Dollar Slide Spurs Commodity FX Rally; Pound Up
Fri, December 05, 2025Introduction
Over the past 24 hours the U.S. dollar has weakened significantly, reshaping short-term foreign-exchange flows. Markets are increasingly pricing in Federal Reserve easing, and that shift has benefited commodity-linked currencies and the euro. At the same time, the British pound has picked up momentum following a well-received UK budget and stronger business activity readings.
Why the dollar is sliding
Fed rate-cut odds and soft U.S. data
Traders have pushed up the probability of a December Fed rate cut, reacting to a run of softer U.S. macro releases. The dollar index has posted an extended losing streak, the longest in decades, as benchmark yields eased and risk appetite improved. With market-implied Fed-forward rates tilting dovish ahead of the Fed decision on December 10, carry and yield advantages that supported the dollar are fading.
Broad FX reactions
The impact is visible across major pairs: AUD/USD surged roughly 1.7% to multi-week highs, EUR/USD gained around 0.7%, and USD/CAD fell about 1.1% as the loonie strengthened. These moves reflect both position adjustments and flows into currencies tied to commodity prices and global growth sentiment. Short-term positioning looks stretched in some dollar pairs, which could accelerate moves if the easing narrative persists.
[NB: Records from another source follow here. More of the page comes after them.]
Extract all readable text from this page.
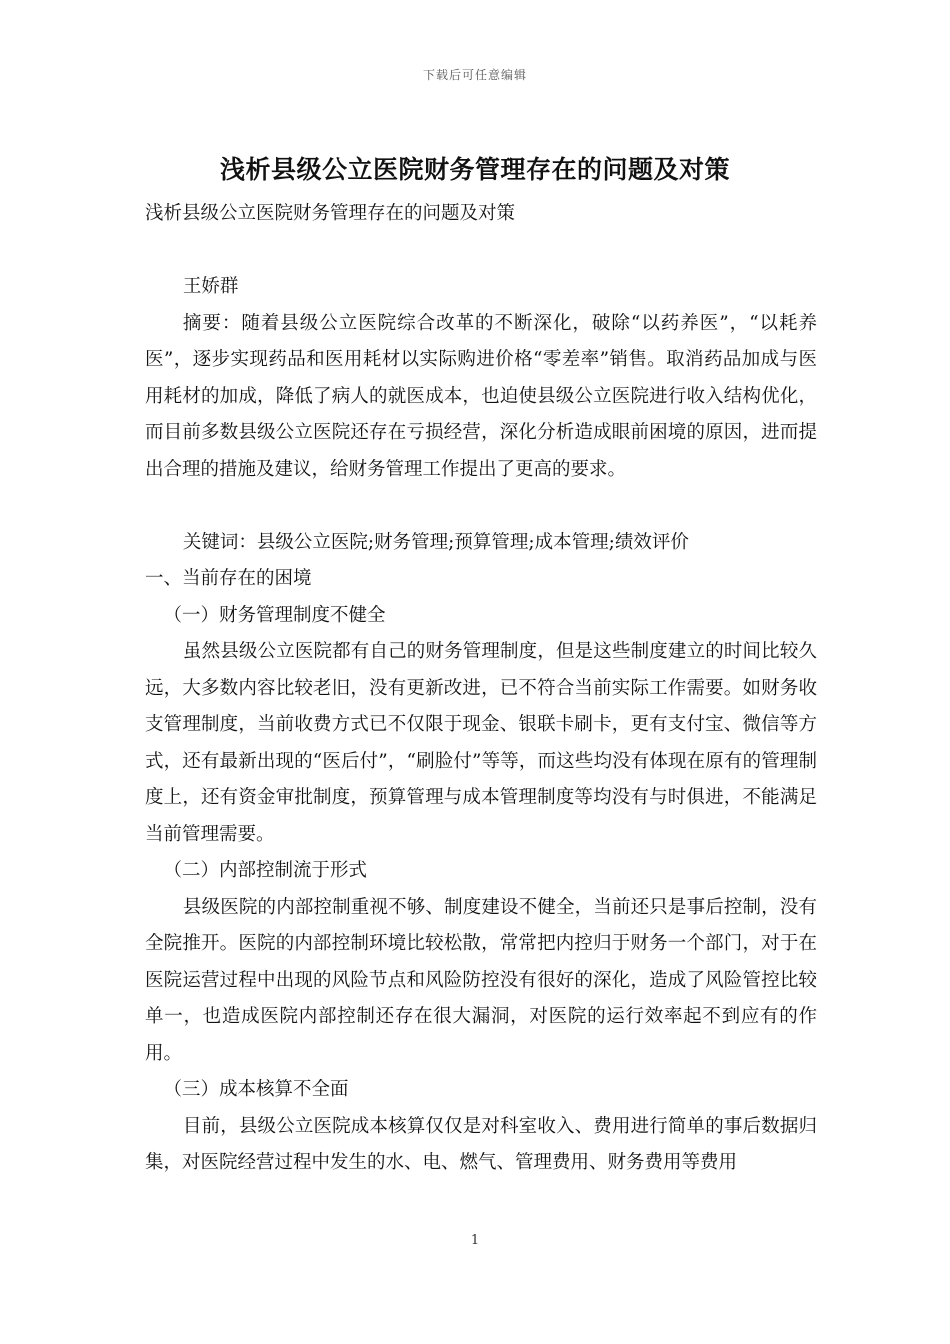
下载后可任意编辑
浅析县级公立医院财务管理存在的问题及对策

浅析县级公立医院财务管理存在的问题及对策

王娇群

摘要：随着县级公立医院综合改革的不断深化，破除“以药养医”，“以耗养医”，逐步实现药品和医用耗材以实际购进价格“零差率”销售。取消药品加成与医用耗材的加成，降低了病人的就医成本，也迫使县级公立医院进行收入结构优化，而目前多数县级公立医院还存在亏损经营，深化分析造成眼前困境的原因，进而提出合理的措施及建议，给财务管理工作提出了更高的要求。

关键词：县级公立医院;财务管理;预算管理;成本管理;绩效评价

一、当前存在的困境

（一）财务管理制度不健全

虽然县级公立医院都有自己的财务管理制度，但是这些制度建立的时间比较久远，大多数内容比较老旧，没有更新改进，已不符合当前实际工作需要。如财务收支管理制度，当前收费方式已不仅限于现金、银联卡刷卡，更有支付宝、微信等方式，还有最新出现的“医后付”，“刷脸付”等等，而这些均没有体现在原有的管理制度上，还有资金审批制度，预算管理与成本管理制度等均没有与时俱进，不能满足当前管理需要。

（二）内部控制流于形式

县级医院的内部控制重视不够、制度建设不健全，当前还只是事后控制，没有全院推开。医院的内部控制环境比较松散，常常把内控归于财务一个部门，对于在医院运营过程中出现的风险节点和风险防控没有很好的深化，造成了风险管控比较单一，也造成医院内部控制还存在很大漏洞，对医院的运行效率起不到应有的作用。

（三）成本核算不全面

目前，县级公立医院成本核算仅仅是对科室收入、费用进行简单的事后数据归集，对医院经营过程中发生的水、电、燃气、管理费用、财务费用等费用

1
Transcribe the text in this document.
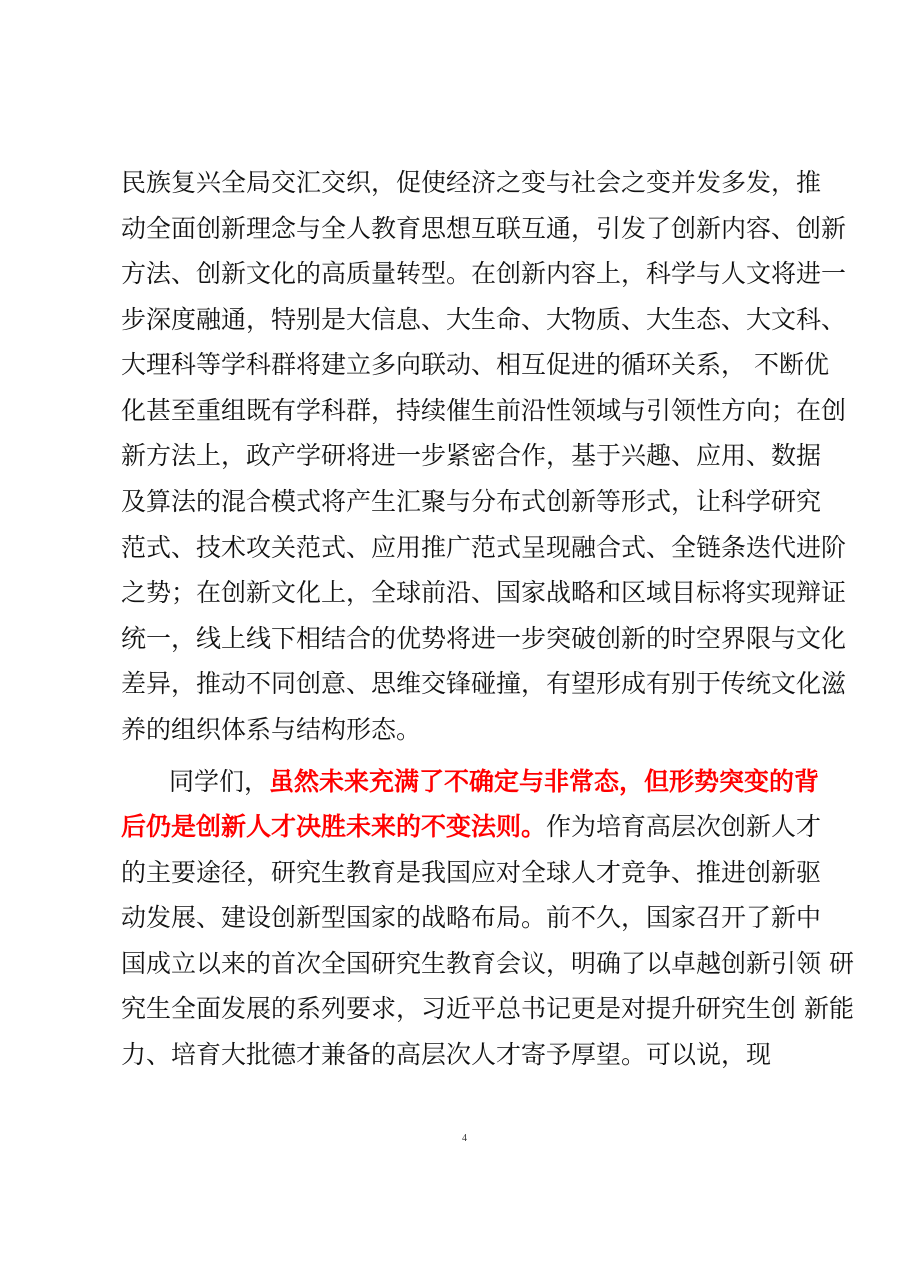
民族复兴全局交汇交织，促使经济之变与社会之变并发多发，推
动全面创新理念与全人教育思想互联互通，引发了创新内容、创新
方法、创新文化的高质量转型。在创新内容上，科学与人文将进一
步深度融通，特别是大信息、大生命、大物质、大生态、大文科、
大理科等学科群将建立多向联动、相互促进的循环关系， 不断优
化甚至重组既有学科群，持续催生前沿性领域与引领性方向；在创
新方法上，政产学研将进一步紧密合作，基于兴趣、应用、数据
及算法的混合模式将产生汇聚与分布式创新等形式，让科学研究
范式、技术攻关范式、应用推广范式呈现融合式、全链条迭代进阶
之势；在创新文化上，全球前沿、国家战略和区域目标将实现辩证
统一，线上线下相结合的优势将进一步突破创新的时空界限与文化
差异，推动不同创意、思维交锋碰撞，有望形成有别于传统文化滋
养的组织体系与结构形态。
同学们，虽然未来充满了不确定与非常态，但形势突变的背
后仍是创新人才决胜未来的不变法则。作为培育高层次创新人才
的主要途径，研究生教育是我国应对全球人才竞争、推进创新驱
动发展、建设创新型国家的战略布局。前不久，国家召开了新中
国成立以来的首次全国研究生教育会议，明确了以卓越创新引领 研
究生全面发展的系列要求，习近平总书记更是对提升研究生创 新能
力、培育大批德才兼备的高层次人才寄予厚望。可以说，现
4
Winners: commodity currencies and the pound
Commodity-linked currencies
Australia and Canada have been among the biggest beneficiaries. A weaker dollar makes commodity exporters more attractive, especially when combined with modest improvements in risk appetite. Traders should watch commodity prices and Chinese activity signals closely, since both will influence the sustainability of the AUD and CAD rallies beyond short-covering and technical momentum.
Sterling: budget clarity lifts sentiment
The pound climbed after markets reacted calmly to the latest UK budget. Reduced fiscal uncertainty and an upward revision to the UK composite PMI for November provided a near-term tailwind for GBP. Analysts have revised short-term forecasts slightly higher, with some banks pencilling in GBP/USD approaching the mid-1.33s if risk appetite remains supportive.
Sterling’s caveat
While fiscal clarity helped, sterling’s path still depends on Bank of England guidance. If markets conclude the BoE will ease policy before other major central banks, sterling could underperform versus the euro or commodity currencies despite recent gains. In other words, the rally is real but not immune to policy divergence risks.
Implications for traders and risk managers
Short term, traders should expect continuation of dollar weakness if Fed easing odds rise further or U.S. data disappoints. Key risk events to monitor include the Fed meeting, upcoming U.S. data prints, and commodity-price developments. Risk managers should be mindful of sharp intraday reversals: extended dollar declines often produce quick snapbacks when positioning becomes one-sided.
Conclusion
The last 24 hours have underscored a broad rotation away from the dollar as market pricing shifts toward Fed easing. Commodity currencies and the euro have led gains, while sterling has enjoyed a targeted boost following fiscal clarity in the UK. Moving forward, central-bank signals and key macro releases will determine whether this dollar adjustment becomes a sustained trend or a temporary rebalancing.